The fact is that standardized tests can be compared to railroads: in the system of railway connections, tracks are standard, of the same size, and all trains can run on any track (Bjerede, 2010). In a similar fashion, standardization in education and assessment creates a solid platform, which ensures consistency of knowledge evaluation across all disciplines and grades and minimizes variations in teacher expectations (Bjerede, 2010). Standardization has nothing to do without uniformity, and standardized tests do not deny the relevance of individualization and learner-centered approaches in education. The most important question is what should be done to sustain a reasonable balance of standardization and individualization in learning.

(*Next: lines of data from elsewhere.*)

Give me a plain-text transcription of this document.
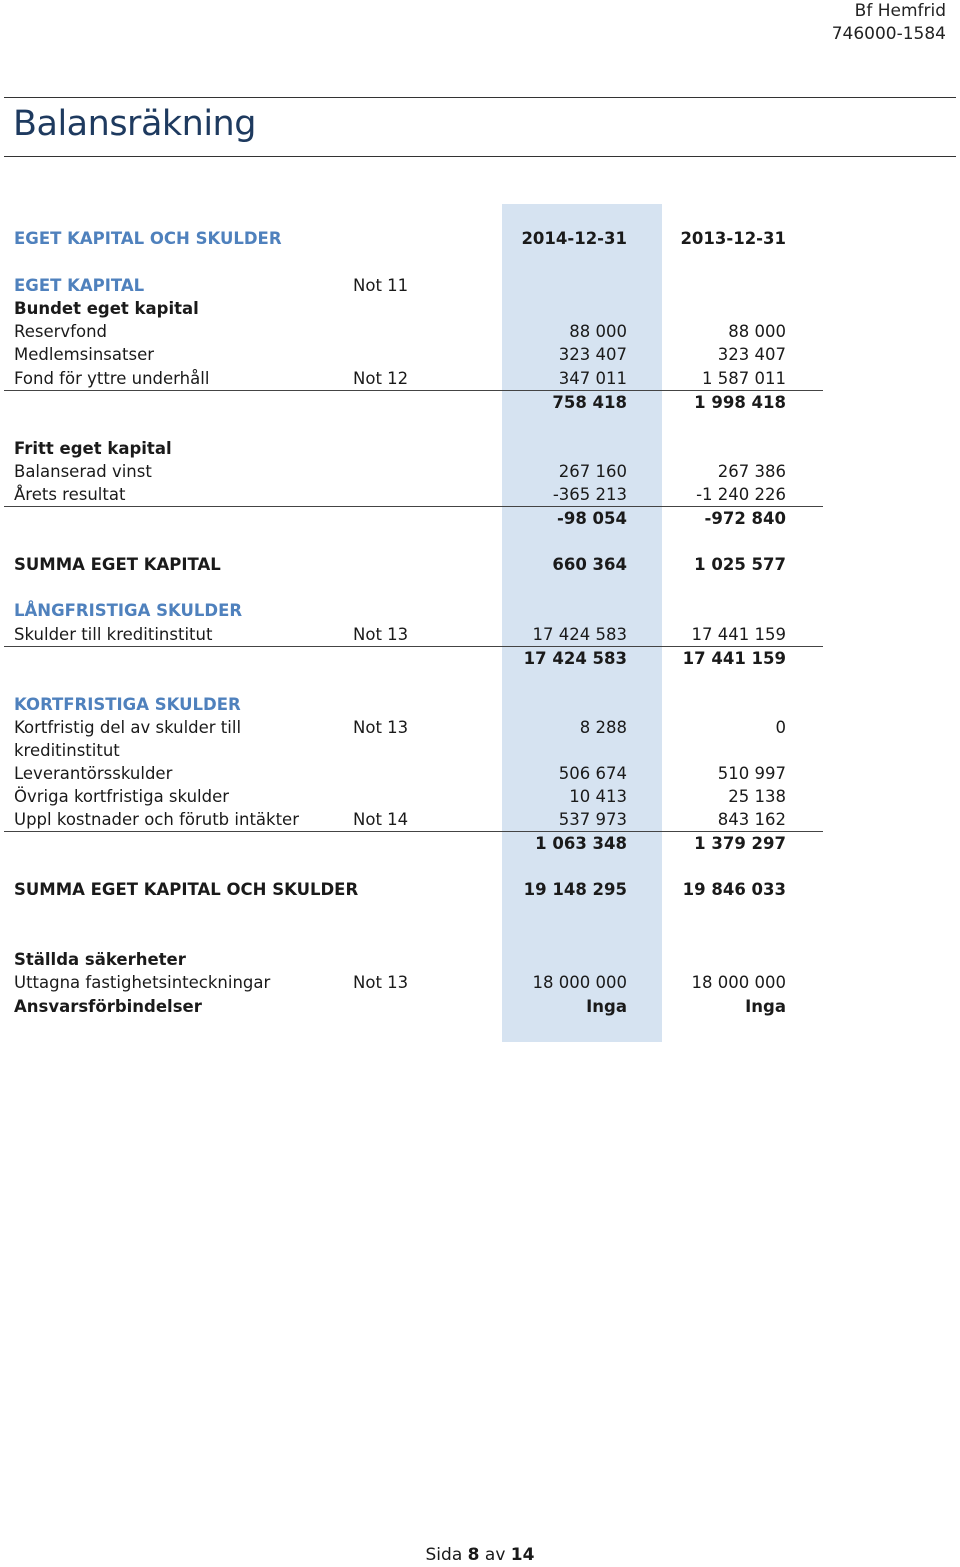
Bf Hemfrid
746000-1584
Balansräkning
EGET KAPITAL OCH SKULDER	2014-12-31	2013-12-31
EGET KAPITAL	Not 11
Bundet eget kapital
Reservfond	88 000	88 000
Medlemsinsatser	323 407	323 407
Fond för yttre underhåll	Not 12	347 011	1 587 011
758 418	1 998 418
Fritt eget kapital
Balanserad vinst	267 160	267 386
Årets resultat	-365 213	-1 240 226
-98 054	-972 840
SUMMA EGET KAPITAL	660 364	1 025 577
LÅNGFRISTIGA SKULDER
Skulder till kreditinstitut	Not 13	17 424 583	17 441 159
17 424 583	17 441 159
KORTFRISTIGA SKULDER
Kortfristig del av skulder till kreditinstitut
Not 13	8 288	0
Leverantörsskulder	506 674	510 997
Övriga kortfristiga skulder	10 413	25 138
Uppl kostnader och förutb intäkter	Not 14	537 973	843 162
1 063 348	1 379 297
SUMMA EGET KAPITAL OCH SKULDER	19 148 295	19 846 033
Ställda säkerheter
Uttagna fastighetsinteckningar	Not 13	18 000 000	18 000 000
Ansvarsförbindelser	Inga	Inga
Sida 8 av 14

Standardized tests must serve the basis of all knowledge assessment systems in schools. The amount and boundaries of knowledge, which all students must possess, need to be defined. Students that enter colleges and universities must possess the amount of knowledge and skills, required to successfully advance their future careers. Hearing from college and university professors that “this is something you should have learned at school” is not uncommon, and standardization will guarantee the consistency of knowledge across all disciplines. Like all students are expected to have reading and writing proficiency, they are also expected to have the basic understanding of other disciplines. Creative teacher-made tests must become a relevant supplement to standardized tests. Also, teachers must be allowed to replace concepts in standardized tests, as long as they do not distort the meaning of the task. For example, if the majority of students live in trailers, they may find it difficult to resolve mathematics and physics tasks that speak about walls, ceilings, and their insulation capacities. If that is the case, all changes must be approved by the local public education office. This is how students can successfully meet their learning objectives.